A few years ago I co-presented with Helen Whitten of positiveworks to the title 'Stress Makes You Stupid'. We used a piece of technology called 'biodots', little circular stickers which we gave out to delegates. If you stick a biodot onto the back of your wrist you can watch it change colour according to your skin temperature; and skin temperature, I was told, is a good indicator of your stress level. When you are stressed, your body diverts oxygen from the brain to your muscle groups to aid the 'fight or flight' response. However, the depletion of oxygen levels in your brain impairs your ability to think deeply, reflectively and wisely - not that you need to do in a moment of threat!
However,the point it that chronic stress reduces our analytical and conceptual abilities to almost habitual thinking patterns. We miss opportunities because we are always living in stress, and lack of oxygen doesn't allow us to see possibilities.
Right now executives teams of public bodies all across the UK are under great stress. They will have to live with unprecedented budgetary challenges for the foreseeable future,and the future they foresee is not very far ahead at all. Just getting through the next financial year seems like a huge achievement. These decision-makers are asking themselves, "How can we maintain services whilst making 25% cuts in budget?"
My concern is that stress is shaping their approach with, shall we say, less-than-smart thinking. This quality of thinking will not allow them to conceive that this is an opportunity for positive transformational change, and that maintaining service levels is even a possibility.
Stressed public executives will miss opportunities for transformational change - radical changes to the way services are delivered, such as rationalising and sharing delivery with other local agencies. They will slash services, because their thinking abilities in this climate of stress will funnel them into limited EITHER-OR thinking.

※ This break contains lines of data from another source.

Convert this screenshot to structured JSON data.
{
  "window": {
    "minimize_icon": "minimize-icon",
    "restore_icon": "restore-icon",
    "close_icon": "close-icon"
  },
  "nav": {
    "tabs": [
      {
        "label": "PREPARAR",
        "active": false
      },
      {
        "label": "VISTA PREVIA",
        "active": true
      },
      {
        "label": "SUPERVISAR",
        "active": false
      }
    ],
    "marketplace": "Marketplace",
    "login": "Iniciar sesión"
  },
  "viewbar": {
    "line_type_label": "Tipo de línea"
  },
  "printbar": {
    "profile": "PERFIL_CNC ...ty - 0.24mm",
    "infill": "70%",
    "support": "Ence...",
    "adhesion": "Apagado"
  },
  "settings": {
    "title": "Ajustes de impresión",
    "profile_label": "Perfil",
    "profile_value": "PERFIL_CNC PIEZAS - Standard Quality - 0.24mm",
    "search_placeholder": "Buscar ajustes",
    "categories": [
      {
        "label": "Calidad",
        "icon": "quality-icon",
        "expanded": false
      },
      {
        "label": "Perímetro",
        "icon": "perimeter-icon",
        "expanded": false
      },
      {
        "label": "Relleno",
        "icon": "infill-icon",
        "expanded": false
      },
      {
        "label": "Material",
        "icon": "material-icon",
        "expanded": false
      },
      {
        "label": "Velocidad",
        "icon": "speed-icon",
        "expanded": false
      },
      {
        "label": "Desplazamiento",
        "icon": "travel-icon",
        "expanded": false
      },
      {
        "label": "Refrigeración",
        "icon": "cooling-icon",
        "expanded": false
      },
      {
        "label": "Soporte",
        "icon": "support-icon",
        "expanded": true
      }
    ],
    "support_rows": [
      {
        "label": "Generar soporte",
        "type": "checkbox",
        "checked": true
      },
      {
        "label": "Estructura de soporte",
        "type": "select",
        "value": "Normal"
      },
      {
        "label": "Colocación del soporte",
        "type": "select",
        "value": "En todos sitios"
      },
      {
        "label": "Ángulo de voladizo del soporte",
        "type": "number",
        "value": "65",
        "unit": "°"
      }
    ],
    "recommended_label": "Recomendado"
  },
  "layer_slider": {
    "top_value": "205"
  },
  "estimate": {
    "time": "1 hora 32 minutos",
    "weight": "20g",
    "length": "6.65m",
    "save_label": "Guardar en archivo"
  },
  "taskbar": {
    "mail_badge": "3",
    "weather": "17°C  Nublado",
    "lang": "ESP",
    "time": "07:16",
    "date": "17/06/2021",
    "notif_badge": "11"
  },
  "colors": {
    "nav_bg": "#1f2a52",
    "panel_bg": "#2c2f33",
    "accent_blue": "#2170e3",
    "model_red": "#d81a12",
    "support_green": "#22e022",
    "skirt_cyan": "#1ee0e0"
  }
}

Jim Collins and Jerry Porras found in their research that all organisations of outstanding performance reject this 'Tyranny of the OR', and instead adopt the 'Genius of the AND', insisted on more creative BOTH-AND thinking. Where are our public leaders who can do this now, who can achieve necessary budget cuts AND maintain service levels?
Today there is an opportunity to transform positively the delivery of public services in the UK. But will the stress that these chief executives live under allow them to believe this is even possible?